Kate Bush and the continuity of British vegetarian fare

Singer Kate Bush has been well-known as a vegetarian and animal activist since the early 1980s when British cooking show host Delia Smith interviewed her for the BBC.  In the clip, Kate shares some of her favourite vegetarian dishes.

kate-bushI enjoyed these very same dishes some four decades later, in some form or another, while spending time at Cambridge University Library (CUL) in England in 2010 and 2012. At the cafeteria there, they will have a vegetarian option available every single day that sits somewhere between traditional British fare and worldly fusions, as Kate shows here.  Quorn, pastas, souffles, steamed vegetables, rice, and garlic bread remain popular offerings at the CUL cafeteria.

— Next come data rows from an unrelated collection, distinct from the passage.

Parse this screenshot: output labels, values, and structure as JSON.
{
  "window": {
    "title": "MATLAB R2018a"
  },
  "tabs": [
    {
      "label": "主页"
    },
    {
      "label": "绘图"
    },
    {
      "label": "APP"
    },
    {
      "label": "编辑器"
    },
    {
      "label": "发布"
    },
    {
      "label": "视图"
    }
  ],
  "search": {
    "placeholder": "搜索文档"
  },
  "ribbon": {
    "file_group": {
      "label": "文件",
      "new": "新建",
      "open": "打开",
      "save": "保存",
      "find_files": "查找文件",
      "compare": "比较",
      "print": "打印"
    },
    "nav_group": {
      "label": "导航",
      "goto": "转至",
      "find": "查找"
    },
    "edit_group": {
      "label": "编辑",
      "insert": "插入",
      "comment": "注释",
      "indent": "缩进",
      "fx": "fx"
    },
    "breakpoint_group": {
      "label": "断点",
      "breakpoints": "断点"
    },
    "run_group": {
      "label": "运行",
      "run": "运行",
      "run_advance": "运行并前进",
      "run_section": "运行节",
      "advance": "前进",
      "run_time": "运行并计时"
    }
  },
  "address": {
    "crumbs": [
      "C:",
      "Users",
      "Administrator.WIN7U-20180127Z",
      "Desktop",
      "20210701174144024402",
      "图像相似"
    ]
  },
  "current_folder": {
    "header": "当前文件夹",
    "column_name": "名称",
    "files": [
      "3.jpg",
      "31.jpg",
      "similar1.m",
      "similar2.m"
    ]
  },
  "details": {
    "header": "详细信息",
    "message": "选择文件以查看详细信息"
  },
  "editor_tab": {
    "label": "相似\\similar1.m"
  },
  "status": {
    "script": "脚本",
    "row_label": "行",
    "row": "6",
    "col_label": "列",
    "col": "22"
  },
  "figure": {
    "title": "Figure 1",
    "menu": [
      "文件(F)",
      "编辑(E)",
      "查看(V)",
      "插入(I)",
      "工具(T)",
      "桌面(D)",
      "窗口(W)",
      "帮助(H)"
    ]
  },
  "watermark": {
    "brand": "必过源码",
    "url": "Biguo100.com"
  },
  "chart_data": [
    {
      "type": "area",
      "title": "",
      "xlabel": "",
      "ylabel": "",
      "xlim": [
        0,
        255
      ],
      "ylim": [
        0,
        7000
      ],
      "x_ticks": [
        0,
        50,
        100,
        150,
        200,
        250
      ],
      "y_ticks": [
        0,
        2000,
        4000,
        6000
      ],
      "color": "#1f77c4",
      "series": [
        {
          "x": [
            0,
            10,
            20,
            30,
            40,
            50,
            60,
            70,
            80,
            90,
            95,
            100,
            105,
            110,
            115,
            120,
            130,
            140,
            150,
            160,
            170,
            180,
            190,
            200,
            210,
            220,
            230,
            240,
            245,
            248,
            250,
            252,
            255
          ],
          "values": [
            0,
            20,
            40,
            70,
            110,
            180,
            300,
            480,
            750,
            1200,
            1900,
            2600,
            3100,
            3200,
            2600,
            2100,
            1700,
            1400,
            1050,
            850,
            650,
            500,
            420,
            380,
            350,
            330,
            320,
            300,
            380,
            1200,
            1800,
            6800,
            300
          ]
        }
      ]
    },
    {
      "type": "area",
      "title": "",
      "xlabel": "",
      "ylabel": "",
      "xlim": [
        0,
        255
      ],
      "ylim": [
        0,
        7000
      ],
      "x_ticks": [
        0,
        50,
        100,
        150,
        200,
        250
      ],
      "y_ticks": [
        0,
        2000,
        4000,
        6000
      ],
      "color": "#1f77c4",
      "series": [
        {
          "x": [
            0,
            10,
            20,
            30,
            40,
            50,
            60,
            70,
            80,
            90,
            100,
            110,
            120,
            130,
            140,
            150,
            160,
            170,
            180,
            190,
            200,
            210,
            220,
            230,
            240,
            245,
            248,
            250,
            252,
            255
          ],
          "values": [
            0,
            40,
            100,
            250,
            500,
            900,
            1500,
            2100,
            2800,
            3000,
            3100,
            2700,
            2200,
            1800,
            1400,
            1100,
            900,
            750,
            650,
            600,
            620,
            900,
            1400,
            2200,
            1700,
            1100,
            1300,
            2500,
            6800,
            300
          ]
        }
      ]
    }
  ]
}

While not nearly as flavourful as Kristofir’s creations, I was pleased to have, for example, a lentil patty lathered in tomato sauce with some fresh vegetables, a fruit juice, and one of those delicious (and no doubt calorie-filled) desserts that the cafeteria has available.
The writer John Russell who wrote about Kate Bush has a webpage in which he highlights things she said about vegetarianism. Among the most striking is the disconnect that we have been what we buy in the supermarket and its origins. Kate told John,
People probably eat so much pre-packaged food because it’s always so easy to get in shops, and they don’t connect it with live animals. If they actually had to kill the animal themselves, they would probably have great difficulty in doing it. People who live and work with animals can be aware of what they are doing when they kill an animal. They realise that they’re going to be eating it, rather than it being sent off to be sold in supermarkets. On some levels this seems to be all right, because it’s on a one-to-one basis: you feed and look after the animal for a certain length of time and then it repays you by becoming your food. But it’s the mass-production of living creatures just to be eaten, and the fact that people aren’t really aware of what they’re eating, that I don’t like.
Still holds true today, decades later. What would happen if everyone had to kill the animal, gut it, and cut it before preparing it as food? Would most people in the West have the stomach or conscience to do so?